Academic background
- Alma mater: Princeton University Yale University

Academic work
- Discipline: International trade Economic development Industrial organization
- Institutions: Dartmouth College, Niehaus Family Professor in International Studies
- Website: https://sites.dartmouth.edu/npavcnik/; Information at IDEAS / RePEc;

= Nina Pavcnik =

Nina Pavcnik is the Niehaus Family Professor in International Studies for the Economics Department at Dartmouth College.

Her primary research interests lie at the intersection of international trade, development, and industrial organization with specific focus on how agents respond to globalization. Pavcnik's diverse works analyze the effects of globalization on child laborers, households, workers, and firms. Her most recent work studies the effect of large-scale trade policy reforms on economic growth and inequality.

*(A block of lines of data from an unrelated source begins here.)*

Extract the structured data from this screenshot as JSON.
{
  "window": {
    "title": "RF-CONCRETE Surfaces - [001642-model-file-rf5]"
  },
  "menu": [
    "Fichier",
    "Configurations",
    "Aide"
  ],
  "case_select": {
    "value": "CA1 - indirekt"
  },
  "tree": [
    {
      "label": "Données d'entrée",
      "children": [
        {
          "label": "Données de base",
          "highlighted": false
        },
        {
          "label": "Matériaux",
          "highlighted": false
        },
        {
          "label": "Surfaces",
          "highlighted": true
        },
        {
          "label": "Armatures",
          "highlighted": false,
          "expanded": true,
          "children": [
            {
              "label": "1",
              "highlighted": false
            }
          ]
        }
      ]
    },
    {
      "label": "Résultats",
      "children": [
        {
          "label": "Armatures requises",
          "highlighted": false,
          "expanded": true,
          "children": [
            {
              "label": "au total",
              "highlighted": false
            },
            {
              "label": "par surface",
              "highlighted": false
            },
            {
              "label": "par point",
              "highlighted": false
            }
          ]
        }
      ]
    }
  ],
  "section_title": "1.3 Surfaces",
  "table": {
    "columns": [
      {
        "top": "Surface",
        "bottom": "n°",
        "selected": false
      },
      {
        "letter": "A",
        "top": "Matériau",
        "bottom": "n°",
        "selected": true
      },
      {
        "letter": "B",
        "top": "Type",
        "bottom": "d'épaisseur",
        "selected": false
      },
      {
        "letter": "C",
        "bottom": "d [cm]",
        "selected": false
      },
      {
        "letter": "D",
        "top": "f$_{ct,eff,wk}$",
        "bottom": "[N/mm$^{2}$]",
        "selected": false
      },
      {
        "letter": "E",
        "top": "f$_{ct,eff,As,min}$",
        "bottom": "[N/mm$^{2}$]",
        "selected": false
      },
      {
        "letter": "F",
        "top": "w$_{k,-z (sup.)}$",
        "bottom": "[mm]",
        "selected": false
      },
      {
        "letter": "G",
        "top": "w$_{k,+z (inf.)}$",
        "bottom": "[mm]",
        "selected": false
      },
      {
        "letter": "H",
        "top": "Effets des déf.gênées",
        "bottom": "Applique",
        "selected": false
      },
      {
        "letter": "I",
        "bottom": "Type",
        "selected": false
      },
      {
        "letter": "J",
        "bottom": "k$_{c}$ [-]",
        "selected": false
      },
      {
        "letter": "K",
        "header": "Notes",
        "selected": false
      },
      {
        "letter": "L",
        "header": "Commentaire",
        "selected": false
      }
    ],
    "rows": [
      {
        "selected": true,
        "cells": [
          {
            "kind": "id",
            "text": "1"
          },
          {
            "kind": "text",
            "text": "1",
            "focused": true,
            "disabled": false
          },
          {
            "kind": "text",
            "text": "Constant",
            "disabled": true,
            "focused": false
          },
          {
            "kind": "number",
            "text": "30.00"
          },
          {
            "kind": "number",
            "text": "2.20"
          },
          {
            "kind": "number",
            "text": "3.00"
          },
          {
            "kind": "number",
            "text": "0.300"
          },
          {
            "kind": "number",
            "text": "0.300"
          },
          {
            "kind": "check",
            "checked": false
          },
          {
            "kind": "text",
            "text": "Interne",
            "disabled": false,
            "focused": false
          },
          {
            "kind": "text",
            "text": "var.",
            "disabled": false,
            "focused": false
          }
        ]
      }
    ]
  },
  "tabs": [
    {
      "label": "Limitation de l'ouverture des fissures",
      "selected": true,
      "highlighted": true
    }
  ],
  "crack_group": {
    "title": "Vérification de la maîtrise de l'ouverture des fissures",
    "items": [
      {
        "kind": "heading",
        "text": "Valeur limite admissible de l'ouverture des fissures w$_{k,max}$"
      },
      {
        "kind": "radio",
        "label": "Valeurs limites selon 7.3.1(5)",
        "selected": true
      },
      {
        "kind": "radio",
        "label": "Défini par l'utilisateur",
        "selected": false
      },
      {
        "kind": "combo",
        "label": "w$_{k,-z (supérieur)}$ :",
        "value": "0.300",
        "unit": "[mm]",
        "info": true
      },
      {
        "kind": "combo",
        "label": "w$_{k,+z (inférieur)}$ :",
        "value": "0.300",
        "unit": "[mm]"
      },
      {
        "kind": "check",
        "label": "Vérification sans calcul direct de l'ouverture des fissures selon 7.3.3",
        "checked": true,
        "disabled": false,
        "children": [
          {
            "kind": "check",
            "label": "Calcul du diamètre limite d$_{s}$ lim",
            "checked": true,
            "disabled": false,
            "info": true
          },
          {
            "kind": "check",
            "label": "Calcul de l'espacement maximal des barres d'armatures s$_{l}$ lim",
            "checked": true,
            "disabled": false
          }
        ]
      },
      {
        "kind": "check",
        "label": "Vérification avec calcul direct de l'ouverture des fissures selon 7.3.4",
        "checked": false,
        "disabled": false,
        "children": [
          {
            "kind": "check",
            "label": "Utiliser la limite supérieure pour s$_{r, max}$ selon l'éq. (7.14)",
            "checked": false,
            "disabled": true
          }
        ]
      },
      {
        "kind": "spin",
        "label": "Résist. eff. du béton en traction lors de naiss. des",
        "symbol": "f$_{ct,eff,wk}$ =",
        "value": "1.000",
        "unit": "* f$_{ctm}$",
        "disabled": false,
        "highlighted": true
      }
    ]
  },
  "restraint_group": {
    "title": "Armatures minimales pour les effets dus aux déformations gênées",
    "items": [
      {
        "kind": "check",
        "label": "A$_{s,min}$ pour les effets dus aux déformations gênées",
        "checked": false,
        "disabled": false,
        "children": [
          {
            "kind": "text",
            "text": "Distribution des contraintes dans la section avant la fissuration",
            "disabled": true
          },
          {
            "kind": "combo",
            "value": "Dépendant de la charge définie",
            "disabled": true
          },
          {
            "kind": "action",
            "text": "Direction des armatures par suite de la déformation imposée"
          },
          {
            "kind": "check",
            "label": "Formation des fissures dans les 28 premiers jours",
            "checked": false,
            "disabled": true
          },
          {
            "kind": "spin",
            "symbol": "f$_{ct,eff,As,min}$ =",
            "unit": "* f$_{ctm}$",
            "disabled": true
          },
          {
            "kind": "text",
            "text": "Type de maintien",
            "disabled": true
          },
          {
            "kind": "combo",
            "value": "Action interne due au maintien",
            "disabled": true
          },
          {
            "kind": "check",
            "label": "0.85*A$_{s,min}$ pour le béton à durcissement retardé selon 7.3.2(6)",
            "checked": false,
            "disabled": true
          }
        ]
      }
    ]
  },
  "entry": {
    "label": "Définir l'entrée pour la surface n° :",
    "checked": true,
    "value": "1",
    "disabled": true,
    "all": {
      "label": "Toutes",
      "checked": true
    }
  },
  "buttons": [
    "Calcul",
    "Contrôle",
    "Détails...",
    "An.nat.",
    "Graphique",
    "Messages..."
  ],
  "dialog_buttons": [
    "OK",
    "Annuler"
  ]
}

Pavcnik is a research associate at the National Bureau of Economic Research, the Centre for Economic Policy Research, and the Institute for the Study of Labor. She is also a senior fellow at the Bureau for Research and Economic Analysis of Development. She taught Econ 39 and 49 courses in Dartmouth College in 2015.

== Education ==
She graduated from Yale with a B.A. in Economics in 1994, and received her Ph.D. in Economics from Princeton in 1999.

Pavcnik additionally graduated Magna cum laude and was a member of Phi Beta Kappa

== Research ==

Pavnick's research interests are centered around the three following fields: International trade, development, and in austral organization.

Furthermore, she specifically analyzes how globalization is responded to by households, firms, and workers specifically. Similarly, her projects are focused around the investigations of large-scale trade policy reforms and the consequences that may arise in result.
Pavcnik's published research has received over 8,000 citations.

Her most cited works include a study of liberalized trade on plant productivity in Chile, published in The Review of Economic Studies; the distributional effects of globalization in developing countries, published in the Journal of Economic Literature (joint with Pinelopi Koujianou Goldberg); and an investigation of the relationship between trade costs, imports of intermediate inputs, and domestic firm product scope using in India, published in The Quarterly Journal of Economics (also joint with Pinelopi Goldberg).

== Professional activities ==
Pavcnik is an editor of the World Bank Economic Review, a co-editor of the Journal of International Economics, and a member of both the World Bank Research Committee and American Economic Association.

At Dartmouth, Pavcnik is on the King Scholar steering committee and the International Studies Minor steering committee. She has also been on the committee on advisory to the president and was chair of the faculty committee on Graduate Fellowships.

== Personal ==
Pavcnik is married to economics professor Eric Edmonds. She is a citizen of Slovenia and the United States.